Selon François Jullien, pour tendre à l'universel de l'humain, la pensée européenne doit se décentrer de l'a priori innéiste d'une "nature humaine" autant que de l'axiome métaphysique des frères en Dieu. Il faut inverser la portée des droits de l'homme. Leur signification positive – vouloir imposer les valeurs occidentales – reste injustifiable ; en revanche, leur signification négative est féconde. Car en suggérant l'idée de droit de l'individu, l'Europe en signale l'absence dans beaucoup de cultures, le manque, le vide : ce dernier n'est pas synonyme de néant dans la philosophie chinoise, mais il est souffle, infinité des possibles : c'est la Voie. La pensée occidentale crée un besoin, et ouvre une brèche dans les cultures closes, qui porte au dépassement. En suggérant la possibilité du refus, de dire non à tous les systèmes installés, l'idée du droit de l'homme provoque l'appel d'air vers un idéal, d'universalité à construire.

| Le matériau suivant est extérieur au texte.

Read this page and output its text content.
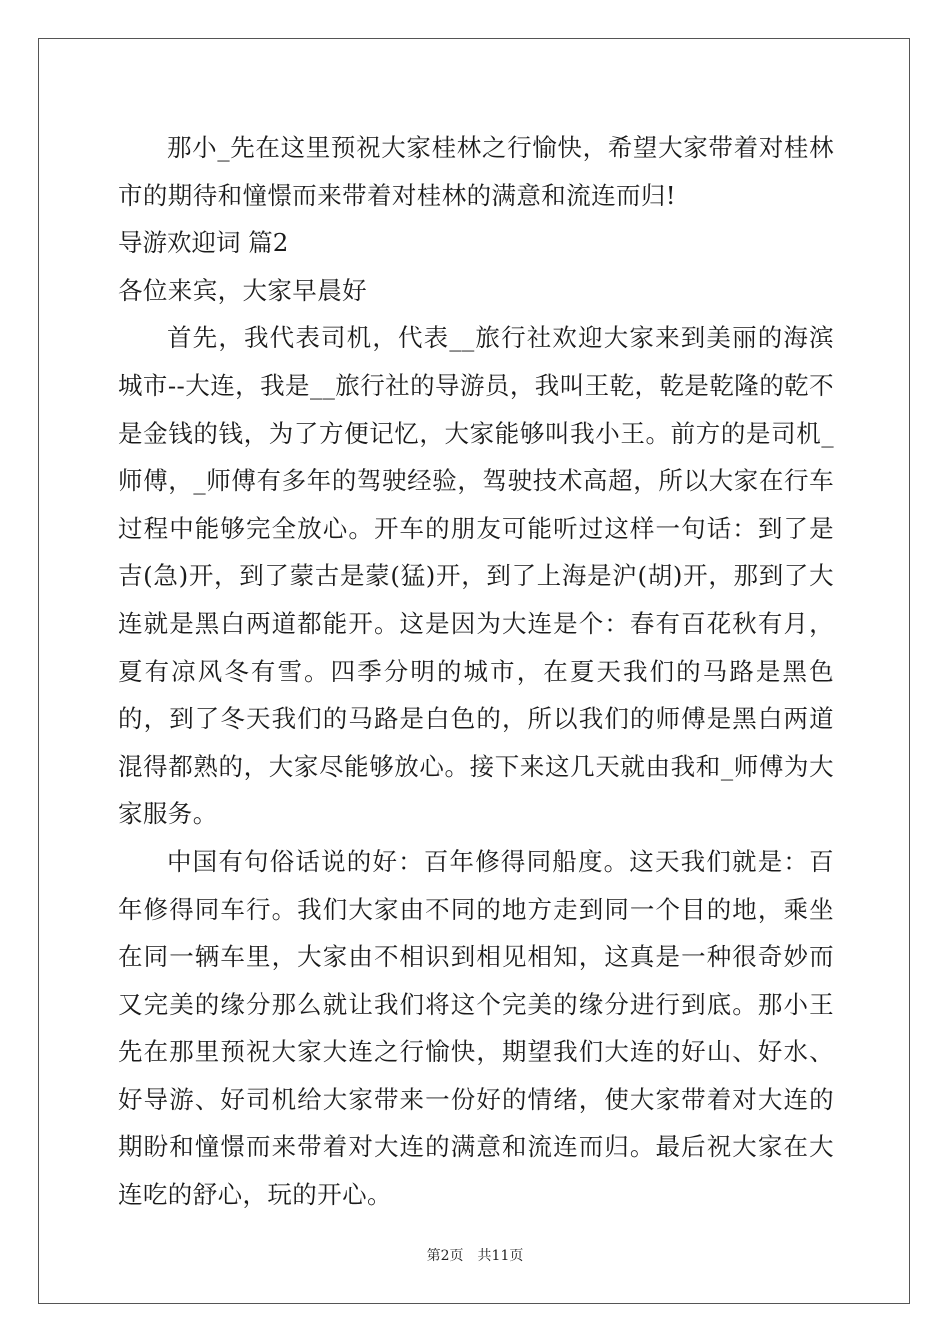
那小_先在这里预祝大家桂林之行愉快，希望大家带着对桂林市的期待和憧憬而来带着对桂林的满意和流连而归!

导游欢迎词 篇2

各位来宾，大家早晨好

首先，我代表司机，代表__旅行社欢迎大家来到美丽的海滨城市--大连，我是__旅行社的导游员，我叫王乾，乾是乾隆的乾不是金钱的钱，为了方便记忆，大家能够叫我小王。前方的是司机_师傅，_师傅有多年的驾驶经验，驾驶技术高超，所以大家在行车过程中能够完全放心。开车的朋友可能听过这样一句话：到了是吉(急)开，到了蒙古是蒙(猛)开，到了上海是沪(胡)开，那到了大连就是黑白两道都能开。这是因为大连是个：春有百花秋有月，夏有凉风冬有雪。四季分明的城市，在夏天我们的马路是黑色的，到了冬天我们的马路是白色的，所以我们的师傅是黑白两道混得都熟的，大家尽能够放心。接下来这几天就由我和_师傅为大家服务。

中国有句俗话说的好：百年修得同船度。这天我们就是：百年修得同车行。我们大家由不同的地方走到同一个目的地，乘坐在同一辆车里，大家由不相识到相见相知，这真是一种很奇妙而又完美的缘分那么就让我们将这个完美的缘分进行到底。那小王先在那里预祝大家大连之行愉快，期望我们大连的好山、好水、好导游、好司机给大家带来一份好的情绪，使大家带着对大连的期盼和憧憬而来带着对大连的满意和流连而归。最后祝大家在大连吃的舒心，玩的开心。

第2页　共11页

Toutefois, l'entreprise n'est possible que si s'élabore un réel dia–logue "au sens fort", dit Jullien, entre les cultures. Toutes sont plurielles aujourd'hui, métissées en partie en raison de leurs interactions, mais aussi distinctes, "dia", duelles. Il faut conserver entre elles "l'écart" – concept-clé du philosophe – qui ne signifie pas "différence". Préserver sa spécificité culturelle n'induit pas le conflit mais le vis-à-vis, telles les deux rives de la rivière. C'est le "logos", raison et langage, qui permet de lancer des ponts d'une culture à l'autre. On doit se garder de réduire cet écart par la standardisation et la mondialisation : car l'écart fonde l'enrichissement, nourrit la réflexion de chaque culture : en habitant la logique de l'autre pour la comprendre, et en se réfléchissant pour s'en faire comprendre. François Jullien ouvre la troisième voie pour initier le mouvement vers l'universel, fondé sur la commune intelligibilité de l'humain afin de déclôturer les totalités installées dans certaines cultures non occidentales. Si, pour sa part, la pensée européenne sait s'extraire de son européocentrisme, – après la mort de Dieu puis celle de l'Homme selon Foucault – rien de ce qui est humain ne lui restera étranger : Térence aura été entendu.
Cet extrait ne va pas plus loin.